Mark Coyle

Current position
- Title: Athletic director
- Team: Minnesota
- Conference: Big Ten

Biographical details
- Born: Waterloo, Iowa, U.S.
- Alma mater: Drake University Florida State University

Playing career

football
- 1987–1991: Drake

Administrative career (AD unless noted)
- 2001–2005: Minnesota (associate AD)
- 2006–2011: Kentucky (deputy AD)
- 2011–2015: Boise State
- 2015–2016: Syracuse
- 2016–present: Minnesota

= Mark Coyle =

American athletic director (born 1969)

Mark Coyle is the 23rd director of athletics at the University of Minnesota, replacing Norwood Teague.
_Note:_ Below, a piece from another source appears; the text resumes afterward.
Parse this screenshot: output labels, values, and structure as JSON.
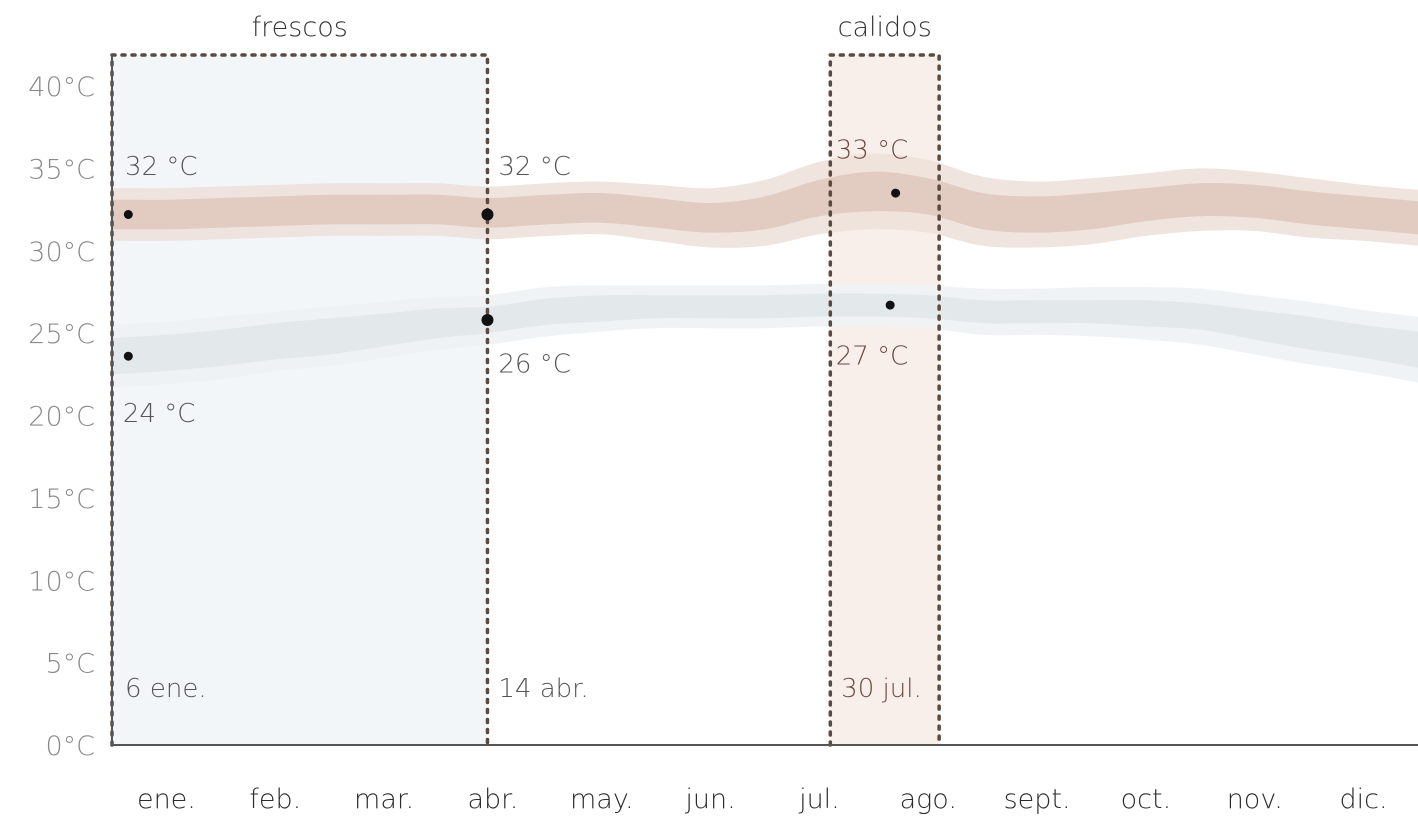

He resigned as the athletics director at Syracuse University in May 2016 after spending only 11 months with the Syracuse Orange.

Prior to this position, Coyle was the athletics director at Boise State University (2011–15), a deputy athletics director at the University of Kentucky (2006–11), and an associate athletics director at Minnesota (2001–05).

==Career==
At Syracuse, two of his programs won national titles and five won ACC championships. Prior to that, at Boise State, 18 Broncos teams posted record GPAs on the way to claiming 12 conference championships.

At Minnesota, he received a multi-year contract extension running through June 2026.

==Personal life==
Coyle grew up in Waterloo, Iowa and graduated from the Columbus High School in 1987. He started wide receiver for the Sailors and was on the 1986 State Football 3A Championship team. He played football for Drake University, where he graduated with a bachelor’s degree in English in 1991. He earned his master's degree in teaching from Drake in 1992 and a master's degree in sports administration from Florida State University in 1993.

Coyle and his wife Krystan have three children, Grace, Nicholas and Benjamin and live in St. Paul.